Qt 4.3 brings some other good news to Qt/Mac developers---and ultimately to Mac end-users: Support for Mac-style "unified toolbars" has been added as an option to QMainWindow, the Mac-compliant Wizard Qt Solution has now migrated into Qt as QWizard, and the application icon can be made to bounce in the dock by calling QApplication::alert().
Figure 10. Mac-style unified toolbar
Figure 11. Wizard ("assistant")
These additons come on top of the Qt 4.2 improvements: The introduction of QDialogButtonBox, which reorders dialog buttons on the Mac, and the redesign of QMessageBox. These features were mentioned in the article Reordering OK and Cancel in Qt Quarterly issue 19.

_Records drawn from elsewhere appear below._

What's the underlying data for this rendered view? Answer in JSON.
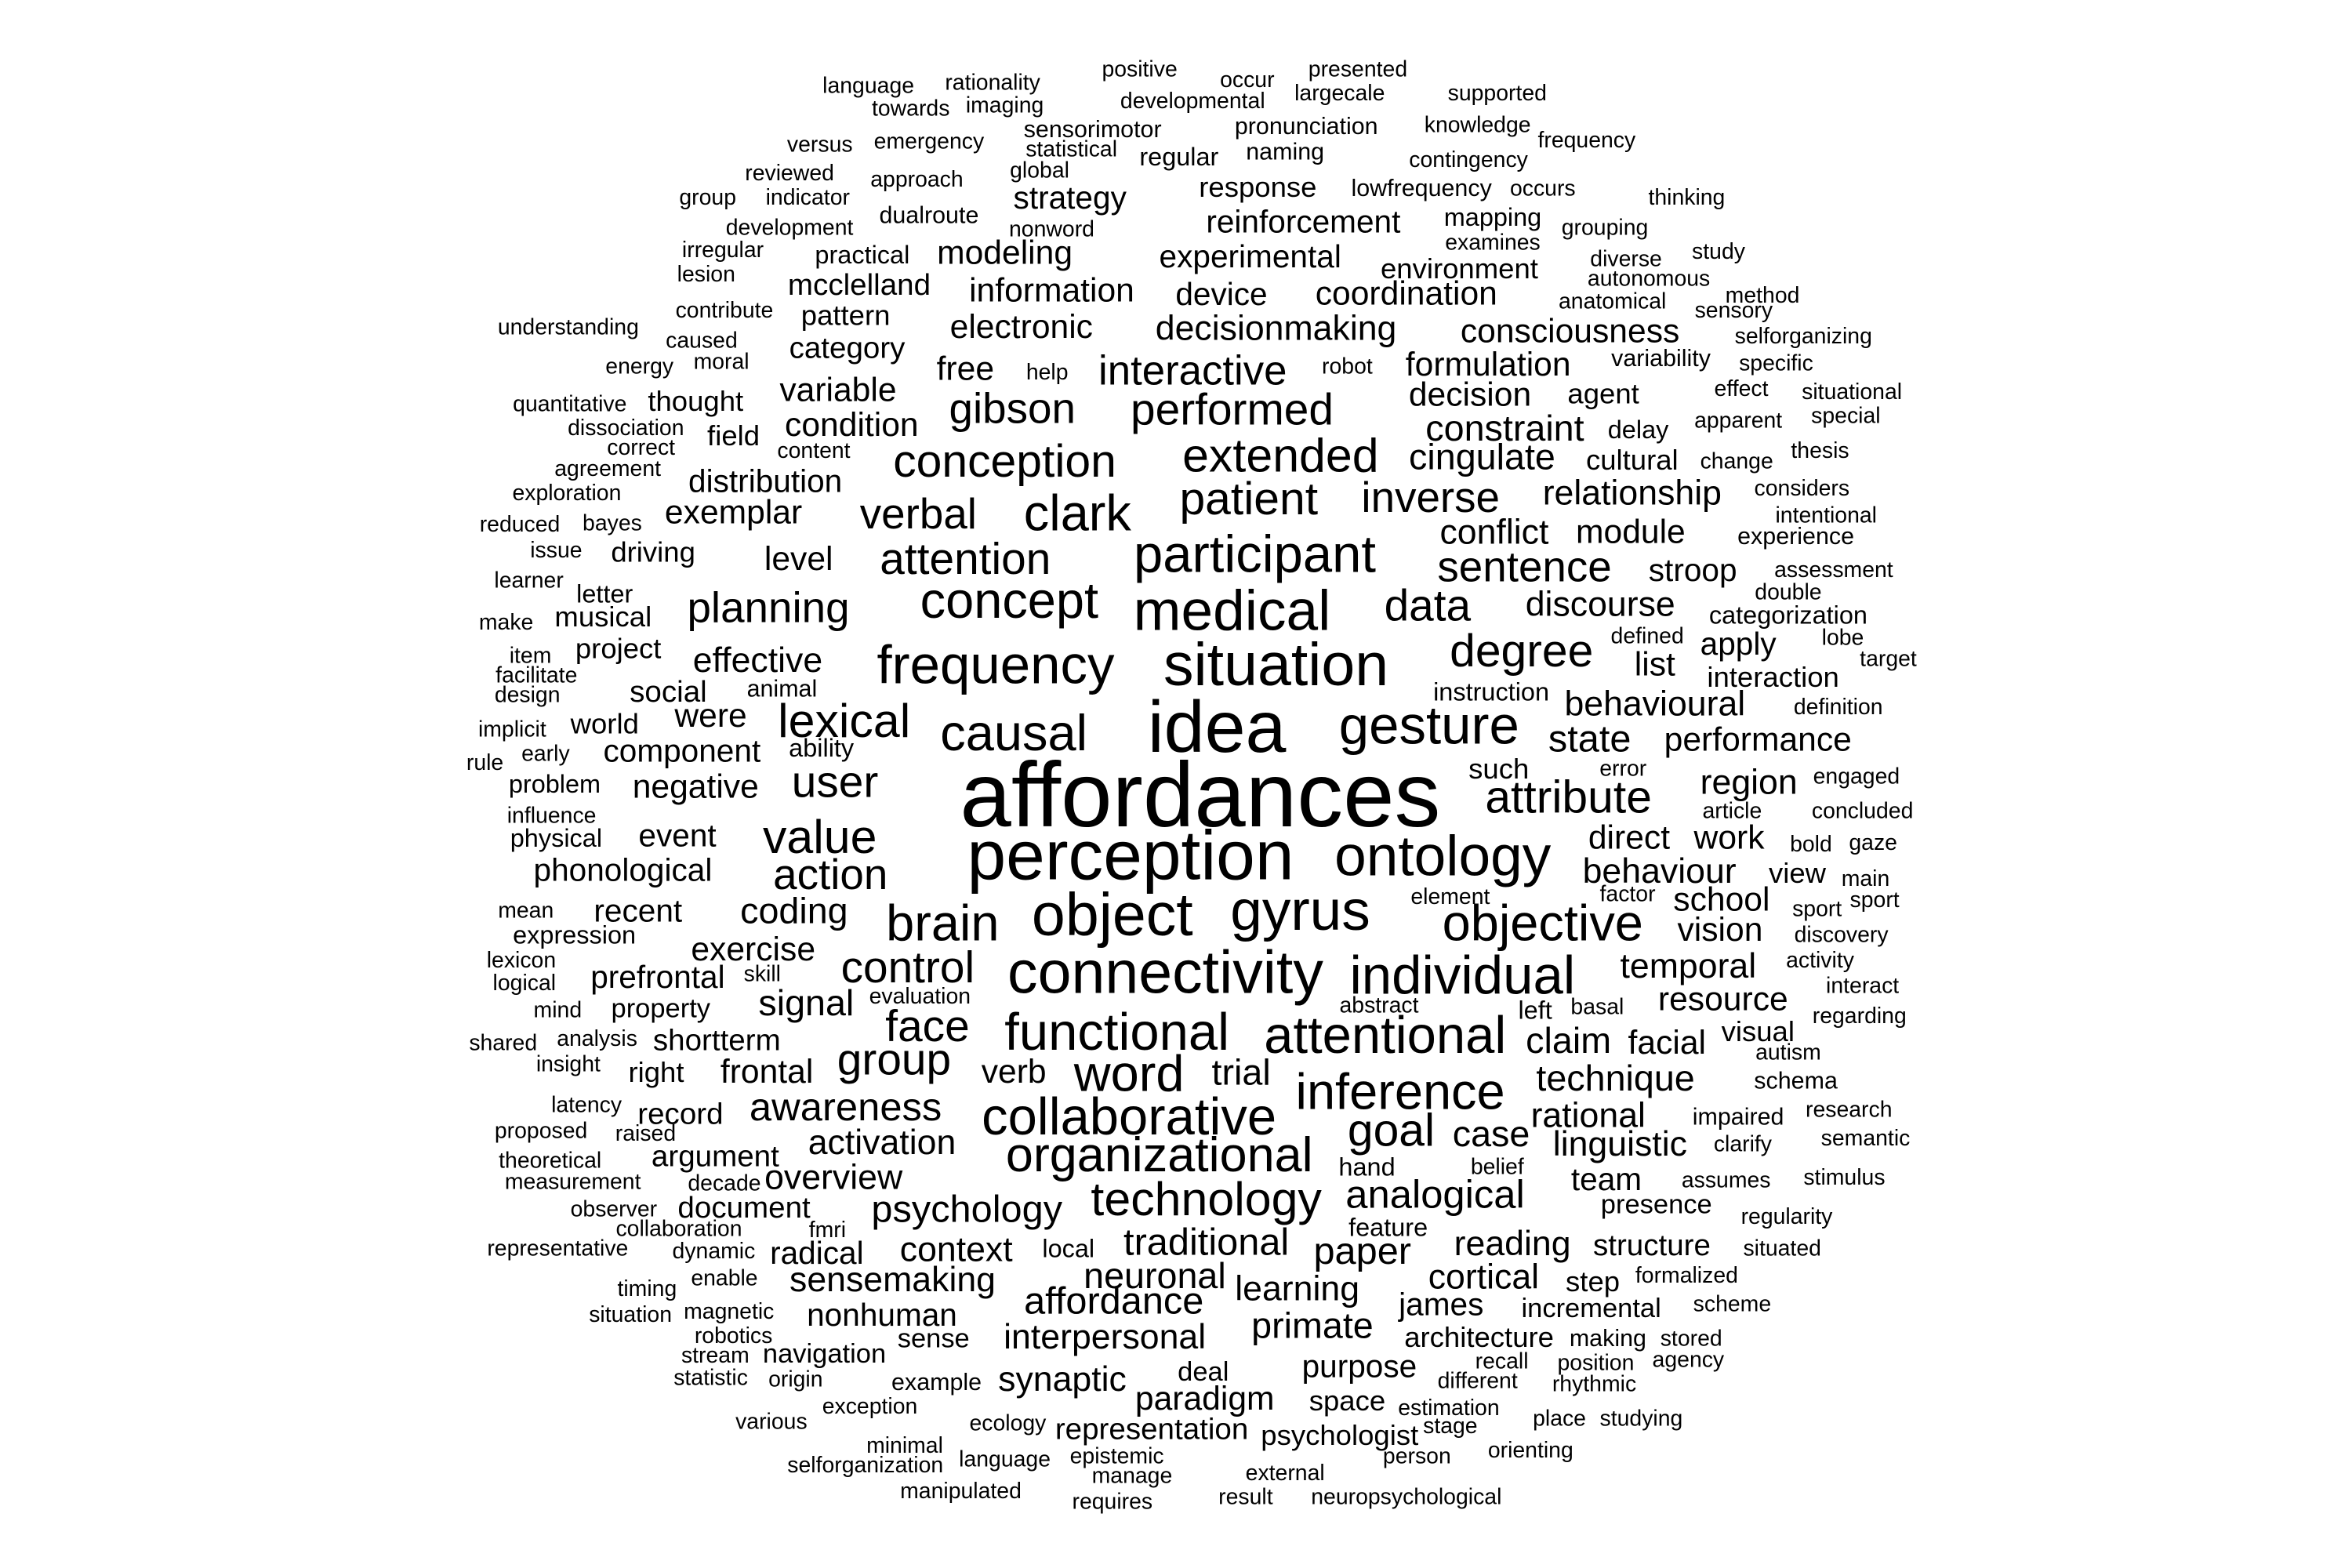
{
  "words": [
    "language",
    "rationality",
    "positive",
    "occur",
    "presented",
    "towards",
    "imaging",
    "developmental",
    "largecale",
    "supported",
    "sensorimotor",
    "pronunciation",
    "knowledge",
    "frequency",
    "versus",
    "emergency",
    "statistical",
    "regular",
    "naming",
    "contingency",
    "reviewed",
    "global",
    "approach",
    "response",
    "lowfrequency",
    "occurs",
    "thinking",
    "group",
    "indicator",
    "strategy",
    "dualroute",
    "reinforcement",
    "mapping",
    "development",
    "nonword",
    "grouping",
    "examines",
    "irregular",
    "practical",
    "modeling",
    "experimental",
    "environment",
    "diverse",
    "study",
    "lesion",
    "mcclelland",
    "information",
    "device",
    "coordination",
    "autonomous",
    "method",
    "anatomical",
    "sensory",
    "contribute",
    "pattern",
    "understanding",
    "electronic",
    "decisionmaking",
    "consciousness",
    "selforganizing",
    "caused",
    "category",
    "variability",
    "specific",
    "energy",
    "moral",
    "free",
    "help",
    "interactive",
    "robot",
    "formulation",
    "quantitative",
    "thought",
    "variable",
    "gibson",
    "performed",
    "decision",
    "agent",
    "effect",
    "situational",
    "dissociation",
    "field",
    "condition",
    "constraint",
    "delay",
    "apparent",
    "special",
    "correct",
    "content",
    "conception",
    "extended",
    "cingulate",
    "cultural",
    "change",
    "thesis",
    "agreement",
    "distribution",
    "patient",
    "inverse",
    "relationship",
    "considers",
    "exploration",
    "exemplar",
    "verbal",
    "clark",
    "intentional",
    "reduced",
    "bayes",
    "conflict",
    "module",
    "experience",
    "issue",
    "driving",
    "participant",
    "level",
    "attention",
    "sentence",
    "stroop",
    "assessment",
    "learner",
    "letter",
    "double",
    "make",
    "musical",
    "planning",
    "concept",
    "medical",
    "data",
    "discourse",
    "categorization",
    "project",
    "item",
    "degree",
    "defined",
    "apply",
    "lobe",
    "facilitate",
    "effective",
    "frequency",
    "situation",
    "list",
    "target",
    "design",
    "animal",
    "social",
    "instruction",
    "interaction",
    "were",
    "world",
    "lexical",
    "idea",
    "gesture",
    "behavioural",
    "definition",
    "implicit",
    "early",
    "component",
    "ability",
    "causal",
    "state",
    "performance",
    "rule",
    "such",
    "error",
    "engaged",
    "problem",
    "negative",
    "user",
    "affordances",
    "attribute",
    "region",
    "influence",
    "article",
    "concluded",
    "physical",
    "event",
    "value",
    "perception",
    "ontology",
    "direct",
    "work",
    "bold",
    "gaze",
    "phonological",
    "action",
    "behaviour",
    "view",
    "main",
    "element",
    "factor",
    "sport",
    "sport",
    "mean",
    "recent",
    "coding",
    "brain",
    "object",
    "gyrus",
    "objective",
    "school",
    "expression",
    "vision",
    "discovery",
    "exercise",
    "lexicon",
    "skill",
    "prefrontal",
    "control",
    "connectivity",
    "individual",
    "temporal",
    "activity",
    "logical",
    "interact",
    "evaluation",
    "signal",
    "resource",
    "mind",
    "property",
    "abstract",
    "left",
    "basal",
    "regarding",
    "face",
    "functional",
    "attentional",
    "facial",
    "visual",
    "shared",
    "analysis",
    "shortterm",
    "claim",
    "autism",
    "group",
    "insight",
    "right",
    "frontal",
    "verb",
    "word",
    "trial",
    "schema",
    "technique",
    "inference",
    "latency",
    "record",
    "awareness",
    "collaborative",
    "rational",
    "research",
    "impaired",
    "proposed",
    "raised",
    "goal",
    "case",
    "semantic",
    "activation",
    "organizational",
    "linguistic",
    "clarify",
    "theoretical",
    "argument",
    "hand",
    "belief",
    "team",
    "assumes",
    "stimulus",
    "measurement",
    "decade",
    "overview",
    "technology",
    "analogical",
    "presence",
    "observer",
    "document",
    "psychology",
    "regularity",
    "collaboration",
    "feature",
    "representative",
    "dynamic",
    "fmri",
    "radical",
    "context",
    "local",
    "traditional",
    "paper",
    "reading",
    "structure",
    "situated",
    "neuronal",
    "cortical",
    "step",
    "formalized",
    "enable",
    "sensemaking",
    "learning",
    "timing",
    "affordance",
    "james",
    "incremental",
    "scheme",
    "magnetic",
    "situation",
    "nonhuman",
    "primate",
    "robotics",
    "sense",
    "interpersonal",
    "architecture",
    "making",
    "stored",
    "stream",
    "navigation",
    "agency",
    "purpose",
    "recall",
    "position",
    "statistic",
    "origin",
    "example",
    "synaptic",
    "deal",
    "different",
    "rhythmic",
    "paradigm",
    "space",
    "estimation",
    "various",
    "exception",
    "ecology",
    "representation",
    "psychologist",
    "stage",
    "place",
    "studying",
    "minimal",
    "epistemic",
    "person",
    "orienting",
    "selforganization",
    "language",
    "manage",
    "external",
    "manipulated",
    "requires",
    "result",
    "neuropsychological"
  ]
}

Figure 12. Message box ("alert")
Figure 13. Dialog using button box
Qt's philosophy is that the toolkit should insulate the developer from the underlying platform. Whereas hard-core Mac developers who use Carbon or Cocoa must respect various pixel guidelines when designing dialogs (the Interface Builder "guide lines" sure help when they don't contradict the Aqua guidelines), Qt's layout and style systems take care of everything behind the scenes.
The current work is one step towards making Qt's layout managers and styles look better, on Mac OS X and elsewhere. In future releases, we hope to provide better support for baseline alignment in layouts and for high-resolution displays.